It All Starts Right Here


First things first. This blog is about the daily doings of a fine art photographer, myself. (I prefer the term artist-photographer) More specifically, it is about how such photographs are made, on the ground, so to speak, at the experiential level. Not the technology necessarily, but the actual experience. Most fine art photographers show only their successes. Here I plan to show everything I can, from where a photograph starts out, to the captured image as it comes raw out of the camera:

Rainbow-LargentRanch_COLOR

through some or all of the progress from capture to final print.

Rainbow-LargentRanch

In this case, the B&W image is not finished. It is just a preliminary workup. I will show images like this one that I am still experimenting with and may never produce as a final print, offered for sale.

My name is David Kachel. I am an artist-photographer working mostly in semi-abstract, always black and white landscape and I live in deepest, darkest West Texas. Until a couple months ago, that was Alpine, population generously estimated at 6500, about 85 miles from Big Bend National Park and nearly 200 miles from the big city, which ain’t very big at all. In Alpine I owned the Red Door Gallery for four years, where I sold my own work exclusively. It was too small to include the work of others. And you would be amazed at how difficult it is to talk good artists into putting their work in a gallery.

On July 1st of this year (2014) I closed that gallery and moved to a cattle ranch about 12 miles southwest of Fort Davis Texas, which is itself 24 miles West of Alpine. The population of Fort Davis is something around 1000 people. The whole county, a fairly large one, has a population of only 2300. The ranch where I am now living has a population of about a dozen or so. There are more isolated places than this in the continental US, but not many.

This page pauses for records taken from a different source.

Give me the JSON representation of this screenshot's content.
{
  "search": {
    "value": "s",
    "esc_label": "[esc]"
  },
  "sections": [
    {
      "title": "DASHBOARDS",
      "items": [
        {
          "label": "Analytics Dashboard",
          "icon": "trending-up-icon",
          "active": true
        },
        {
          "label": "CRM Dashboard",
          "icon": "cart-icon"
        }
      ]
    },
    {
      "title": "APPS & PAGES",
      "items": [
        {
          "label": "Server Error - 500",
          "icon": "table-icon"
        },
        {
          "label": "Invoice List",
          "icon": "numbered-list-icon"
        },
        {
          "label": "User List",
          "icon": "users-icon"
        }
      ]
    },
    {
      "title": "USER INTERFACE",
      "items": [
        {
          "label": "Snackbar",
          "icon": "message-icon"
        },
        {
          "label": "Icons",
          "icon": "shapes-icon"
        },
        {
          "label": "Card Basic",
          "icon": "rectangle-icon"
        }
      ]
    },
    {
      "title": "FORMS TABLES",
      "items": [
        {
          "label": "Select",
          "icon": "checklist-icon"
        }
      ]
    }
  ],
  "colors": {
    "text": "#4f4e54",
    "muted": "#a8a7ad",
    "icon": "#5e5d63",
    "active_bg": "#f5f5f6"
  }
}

What I have gained by moving here is something I have never enjoyed before: the ability to step out my door and begin photographing without the expense of travel. I live smack in the middle of some of the most beautiful landscape in America and for the first time in my life, I can work every single day if I want to, without having to consider selling a kidney.

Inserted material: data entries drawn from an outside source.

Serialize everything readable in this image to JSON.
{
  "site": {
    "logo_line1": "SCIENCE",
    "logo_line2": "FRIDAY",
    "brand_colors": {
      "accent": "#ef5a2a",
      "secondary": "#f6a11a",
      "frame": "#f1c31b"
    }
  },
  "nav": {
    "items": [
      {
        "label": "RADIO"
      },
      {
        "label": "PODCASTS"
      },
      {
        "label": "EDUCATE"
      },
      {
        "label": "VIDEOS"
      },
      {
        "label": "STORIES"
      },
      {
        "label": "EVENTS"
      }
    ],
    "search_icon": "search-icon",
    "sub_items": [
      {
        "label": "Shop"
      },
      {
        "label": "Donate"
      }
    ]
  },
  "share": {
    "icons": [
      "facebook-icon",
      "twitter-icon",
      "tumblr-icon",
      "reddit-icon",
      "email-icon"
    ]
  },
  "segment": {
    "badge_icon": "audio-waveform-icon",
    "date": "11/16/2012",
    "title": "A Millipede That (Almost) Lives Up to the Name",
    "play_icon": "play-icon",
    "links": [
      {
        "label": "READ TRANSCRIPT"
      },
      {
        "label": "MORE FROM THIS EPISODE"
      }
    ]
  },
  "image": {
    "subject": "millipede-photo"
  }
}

The above photograph(s) is an excellent example. I just wanted a quick snapshot of this unusual occurrence, but out of habit used my serious camera and a tripod. Only later did I realize I might have something more than just a snapshot. This was taken just a few steps outside my front gate. In fact, I expect I will be able to take several very nice images within walking distance of my house. I already have one or two others. Then there’s the rest of the ranch, which offers a whole lot more.

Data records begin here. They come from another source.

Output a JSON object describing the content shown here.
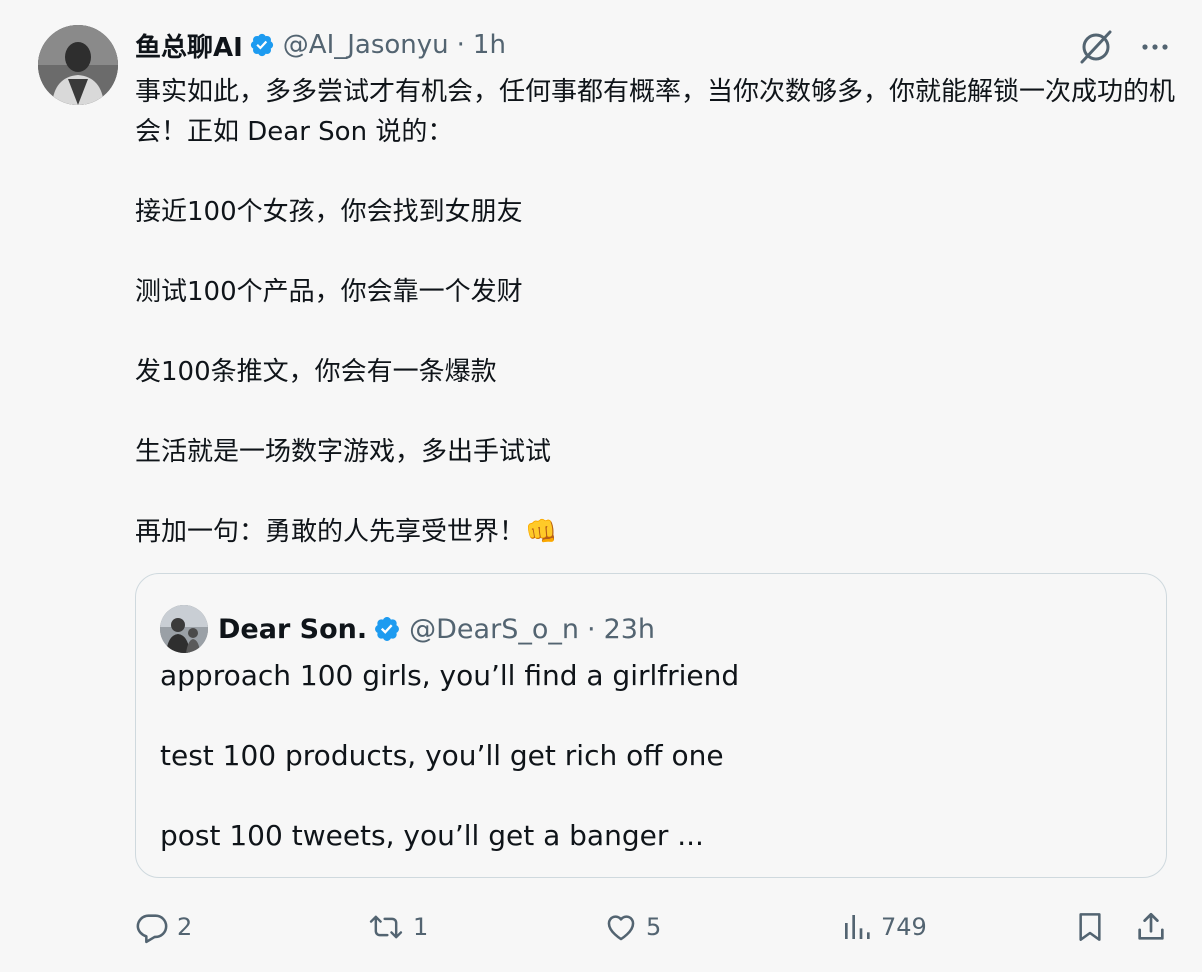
{
  "tweet": {
    "author_name": "鱼总聊AI",
    "handle": "@AI_Jasonyu",
    "separator": "·",
    "time": "1h",
    "text": "事实如此，多多尝试才有机会，任何事都有概率，当你次数够多，你就能解锁一次成功的机会！正如 Dear Son 说的：\n\n接近100个女孩，你会找到女朋友\n\n测试100个产品，你会靠一个发财\n\n发100条推文，你会有一条爆款\n\n生活就是一场数字游戏，多出手试试\n\n再加一句：勇敢的人先享受世界！👊"
  },
  "quoted_tweet": {
    "author_name": "Dear Son.",
    "handle": "@DearS_o_n",
    "separator": "·",
    "time": "23h",
    "text": "approach 100 girls, you’ll find a girlfriend\n\ntest 100 products, you’ll get rich off one\n\npost 100 tweets, you’ll get a banger ..."
  },
  "actions": {
    "replies": "2",
    "retweets": "1",
    "likes": "5",
    "views": "749"
  },
  "icons": {
    "verified": "verified-badge-icon",
    "grok": "grok-icon",
    "more": "more-icon",
    "reply": "reply-icon",
    "retweet": "retweet-icon",
    "like": "heart-icon",
    "views": "views-icon",
    "bookmark": "bookmark-icon",
    "share": "share-icon"
  },
  "colors": {
    "verified": "#1d9bf0",
    "muted": "#536471",
    "text": "#0f1419",
    "border": "#cfd9de",
    "background": "#f7f7f7"
  }
}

So come along. Share every success and failure, every rattlesnake I step on, every pile of cow dung I step in and every other adventure. Find out what its really like to make fine art photographs full time.

What I will not be doing very much of, is talking about equipment, film, photoshop, lenses, or any of the usual things found on photography blogs. I have already put most of that information on a single page: Equipment & Materials

There is too much of that kind of stuff already and photography isn’t really about any of that. I may occasionally mention a tool I find essential for my work, or an interesting new approach, but that is about all.